We wanted to build upon this concept by creating a regional strategy to support local land conservation efforts. We pitched the idea [behind the Greater Lakes Promise] to the Great Lakes Protection Fund, and during its pilot year, I recruited several local land trust and conservancy organizations, like Zachary’s. Land trusts already have extensive knowledge and systems in place to protect land. We knew that if we could support the land trusts in their work and help connect the dots between their conservation efforts and water quality improvement, then the dual messages would benefit everyone across the region.

Q: What makes this approach from Greater Lakes Promise different from other water quality initiatives?

Carrie: We’re interested in building a network of land trusts working together to improve water quality by protecting the lands that we all care about, those lands that are in the watersheds that lead to the Great Lakes.

We think that everyone values the natural beauty of these near-shore areas that lead to the Great Lakes.
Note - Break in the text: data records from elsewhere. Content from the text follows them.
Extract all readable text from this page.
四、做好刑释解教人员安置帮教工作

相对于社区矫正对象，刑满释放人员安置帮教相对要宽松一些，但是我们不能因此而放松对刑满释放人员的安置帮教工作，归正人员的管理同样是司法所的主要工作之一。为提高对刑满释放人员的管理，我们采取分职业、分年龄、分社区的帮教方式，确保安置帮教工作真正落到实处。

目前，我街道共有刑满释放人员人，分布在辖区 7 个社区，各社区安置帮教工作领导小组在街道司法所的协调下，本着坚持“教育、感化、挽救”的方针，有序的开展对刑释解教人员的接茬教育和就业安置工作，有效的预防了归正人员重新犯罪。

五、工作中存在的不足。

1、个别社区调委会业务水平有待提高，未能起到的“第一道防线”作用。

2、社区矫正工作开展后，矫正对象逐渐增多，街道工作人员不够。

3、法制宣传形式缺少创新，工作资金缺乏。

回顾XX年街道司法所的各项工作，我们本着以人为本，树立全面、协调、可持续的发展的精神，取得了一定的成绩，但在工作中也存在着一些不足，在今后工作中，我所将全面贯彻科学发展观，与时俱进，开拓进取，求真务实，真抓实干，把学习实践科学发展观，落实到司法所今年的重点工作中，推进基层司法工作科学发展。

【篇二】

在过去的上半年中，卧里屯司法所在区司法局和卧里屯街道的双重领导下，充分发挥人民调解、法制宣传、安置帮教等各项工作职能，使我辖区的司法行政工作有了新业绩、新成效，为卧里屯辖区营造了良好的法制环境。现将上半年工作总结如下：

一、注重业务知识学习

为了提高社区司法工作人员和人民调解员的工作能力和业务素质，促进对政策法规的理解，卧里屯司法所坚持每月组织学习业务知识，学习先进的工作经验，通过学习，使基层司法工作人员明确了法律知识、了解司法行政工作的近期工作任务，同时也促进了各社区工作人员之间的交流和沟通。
So, we’re helping build the relationships between these land trusts so that they can continue to learn from each other, creating a large network of like-minded conservation organizations with different approaches. That will benefit the whole region in water quality and land conservation efforts.

Q: Zachary, the Saginaw Basin Land Conservancy is one of the organizations involved with Greater Lakes Promise. Tell us more about land conservation and the work that you are doing.
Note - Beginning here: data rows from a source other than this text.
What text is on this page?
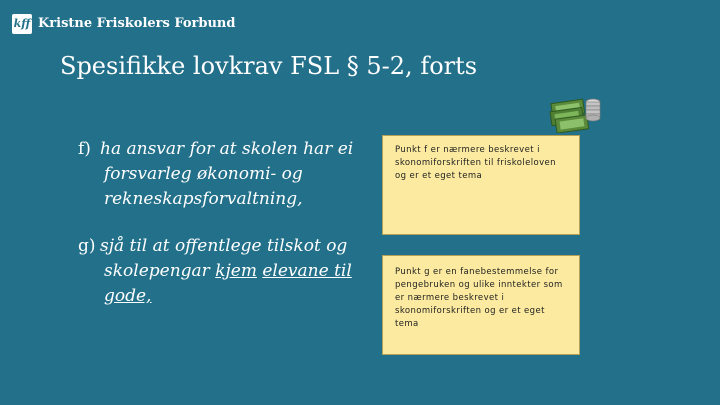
kff Kristne Friskolers Forbund
Spesifikke lovkrav FSL § 5-2, forts
f) ha ansvar for at skolen har ei forsvarleg økonomi- og rekneskapsforvaltning,
g) sjå til at offentlege tilskot og skolepengar kjem elevane til gode,
Punkt f er nærmere beskrevet i skonomiforskriften til friskoleloven og er et eget tema
Punkt g er en fanebestemmelse for pengebruken og ulike inntekter som er nærmere beskrevet i skonomiforskriften og er et eget tema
Zachary: We were founded about 30 years ago, primarily on the idea of wetland conservation. Permanent land conservation has always been a primary focus for us as a land trust. However, over the last decade or so, our organization has evolved into a more fully realized conservation nonprofit. While permanent land protection remains a foundational part of our work, we’ve branched out to include a wide variety of stewardship efforts like habitat maintenance and restoration, blight remediation, and more. Many communities in our watershed have been impacted by water quality issues that can be corrected by the conservation and restoration services we provide. We’re involved because it’s all related.

All of those things conspire to create better conditions in the local watershed. Everything that we do on land has an impact on water, so the more land that’s in permanent conservation, the better for our waterways.

Q: How does working with an organization like Freshwater help your mission?

Zachary: The one thing that we were not particularly well-versed in was how to determine which project has a better water quality outcome. Freshwater has provided us with information from modeling that has been very helpful in conceptualizing our work, and we’ve found local partners here who are more scientifically focused.

It’s all a learning process for us, but I can say with confidence that we’re focusing our permanent land protection efforts specifically on projects that we believe will address an acute problem related to water quality. We’re a small organization, so anytime that we can try to absorb knowledge from others, it’s going to be huge.

Q: Water quality is something that can take a while to change. What are some of the short- and long- term visions of Greater Lakes Promise?

Carrie: That’s where the protection on the land becomes especially important, because that’s the visible part of the equation. People will see lands restored to perennial vegetation, and vacant lots with pollinator-friendly plants and actually see the impact. The measure of success will be acres restored, the impact on land, and the return of species, which will lead to improvement in the rivers and the watersheds.

Q: What is a key takeaway you want consumers, donors, funders—people of the Great Lakes region—to know about Greater Lakes Promise?

Zachary: By focusing on protecting and restoring the most valuable natural properties in our watershed, we are making incremental gains in the overall water quality in the watershed. With that comes a myriad of benefits, including wildlife habitat, outdoor recreation, open space, beauty, clean air, plants, water, and trees.

Carrie: That’s how we ended up with our tagline: “Clean Water from Healthy Lands.” We have to have a combination of science and heart to make progress.